Attention à Jason Kenney

Le Canada est ainsi fait que le bonheur des uns fait souvent le malheur des autres. Alors que François Legault s’est réjoui des nouvelles perspectives que l’élection de Joe Biden pourrait ouvrir aux exportations d’électricité, l’annulation du projet Keystone XL a provoqué la colère du premier ministre de l’Alberta, Jason Kenney.

Il ne fait aucun doute qu’il s’agit d’un coup dur pour l’économie albertaine, déjà très éprouvée, et pour M. Kenney lui-même, déjà très critiqué pour sa gestion de la crise sanitaire. Il ne saurait évidemment être question que le Canada use de représailles contre les États-Unis, comme il le réclame. La réaction du ministre des Affaires étrangères, Marc Garneau, a été très claire : le Canada ne risquera pas un baroud d’honneur qui pourrait entacher d’entrée de jeu ses relations avec le nouveau locataire de la Maison-Blanche.

Même si Erin O’Toole devenait premier ministre, il est assez intelligent pour comprendre que cette partie est définitivement perdue. Réagir à des tarifs injustifiés sur l’acier et l’aluminium était une chose, prétendre imposer aux Américains des équipements dont ils ne veulent pas sur leur propre territoire en est une autre. M. Kenney, dont le gouvernement a investi imprudemment des milliards dans le projet, ne peut certainement pas plaider la surprise. Au printemps dernier, l’agence de notation Moody’s l’avait averti des conséquences possibles de l’élection américaine : « Le risque politique est élevé et pourrait ultimement entraîner l’annulation du projet. »

Même si les velléités d’indépendance de certains en Alberta peuvent paraître farfelues, l’ensemble du pays n’en devra pas moins composer avec une frustration qui risque de devenir un sérieux facteur de perturbation au sein de la fédération. Même avec la meilleure volonté du monde, qui ne semble d’ailleurs pas évidente, il faudra beaucoup de temps à l’Alberta pour se convertir à une économie plus verte, et le capital de sympathie déjà limité dont elle pourrait bénéficier s’amenuisera encore au fur et à mesure où la lutte contre les changements climatiques apparaîtra comme une nécessité de plus en plus pressante.

M. Kenney est maintenant un politicien aux abois. Un sondage Mainstreet effectué les 6 et 7 janvier dernier accordait 41 % des intentions de vote au NPD, dirigé par l’ancienne première ministre Rachel Notley, et seulement 26 % au Parti conservateur uni. S’il est acculé au mur, il faut s’attendre à tout d’un homme au tempérament aussi bouillant.

L’annulation du projet Keystone XL ne peut que le conforter dans son intention de tenir un référendum sur la péréquation, qu’il a prévu pour octobre 2021. Même si les chances qu’il obtienne une révision du programme, qu’il estime injuste pour sa province, semblent minces, cela n’en rouvrirait pas moins une boîte de Pandore dont nul ne peut savoir ce qui en sortira. Tout ce qui touche à la Constitution est hautement imprévisible.

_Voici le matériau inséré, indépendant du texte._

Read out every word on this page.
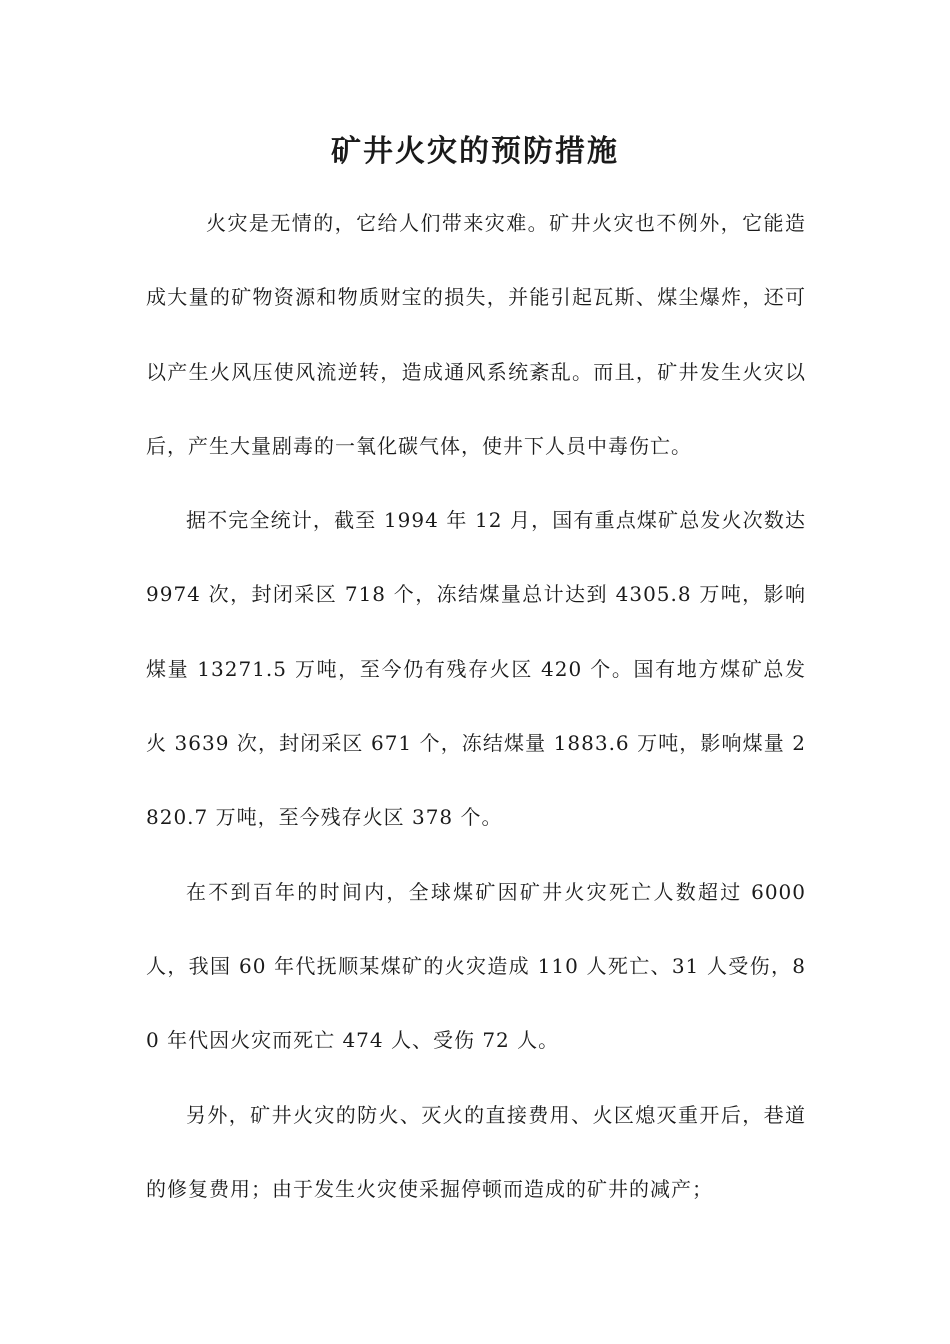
矿井火灾的预防措施

火灾是无情的，它给人们带来灾难。矿井火灾也不例外，它能造成大量的矿物资源和物质财宝的损失，并能引起瓦斯、煤尘爆炸，还可以产生火风压使风流逆转，造成通风系统紊乱。而且，矿井发生火灾以后，产生大量剧毒的一氧化碳气体，使井下人员中毒伤亡。

据不完全统计，截至 1994 年 12 月，国有重点煤矿总发火次数达 9974 次，封闭采区 718 个，冻结煤量总计达到 4305.8 万吨，影响煤量 13271.5 万吨，至今仍有残存火区 420 个。国有地方煤矿总发火 3639 次，封闭采区 671 个，冻结煤量 1883.6 万吨，影响煤量 2820.7 万吨，至今残存火区 378 个。

在不到百年的时间内，全球煤矿因矿井火灾死亡人数超过 6000 人，我国 60 年代抚顺某煤矿的火灾造成 110 人死亡、31 人受伤，80 年代因火灾而死亡 474 人、受伤 72 人。

另外，矿井火灾的防火、灭火的直接费用、火区熄灭重开后，巷道的修复费用；由于发生火灾使采掘停顿而造成的矿井的减产；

À l’approche de l’élection fédérale, le Parti conservateur devra tenir compte de la colère de sa base de l’Ouest, dont l’appui demeure essentiel à son retour au pouvoir. M. Kenney ne manquera pas de rappeler à M. O’Toole sa promesse de faire adopter un projet de loi qui permettrait au gouvernement fédéral d’imposer aux provinces le passage d’un pipeline sur leur territoire.

À défaut du projet Keystone XL, l’Alberta aura besoin d’un autre débouché pour son pétrole, que le doublement de la capacité du pipeline Trans Mountain vers le Pacifique ne suffira pas à écouler. Dès lors, il faut s’attendre à ce que les yeux de M. Kenney se tournent à nouveau vers l’est. Il est loin d’être certain qu’un gouvernement O’Toole voudrait prendre le risque d’un affrontement avec le Québec en ressuscitant le projet Énergie Est, si jamais un promoteur acceptait de reprendre le flambeau.

Simplement ramener le sujet sur la table serait néanmoins embarrassant pour les candidats conservateurs au Québec et pour le premier ministre Legault, qui ne cache pas son souhait de voir M. O’Toole succéder à Justin Trudeau, mais qui a fait de l’acceptabilité sociale une condition sine qua non à la réalisation d’un tel projet, même si lui-même y était favorable à l’époque où il était dans l’opposition. Déjà, son appui au projet GNL Québec va à l’encontre de ses prétentions environnementales.

En expulsant Derek Sloan, M. O’Toole a voulu rassurer ceux qui craignent que l’élection d’un gouvernement conservateur entraîne un virage radical à droite, mais ils ne veulent pas davantage de « l’énergie sale » de M. Kenney.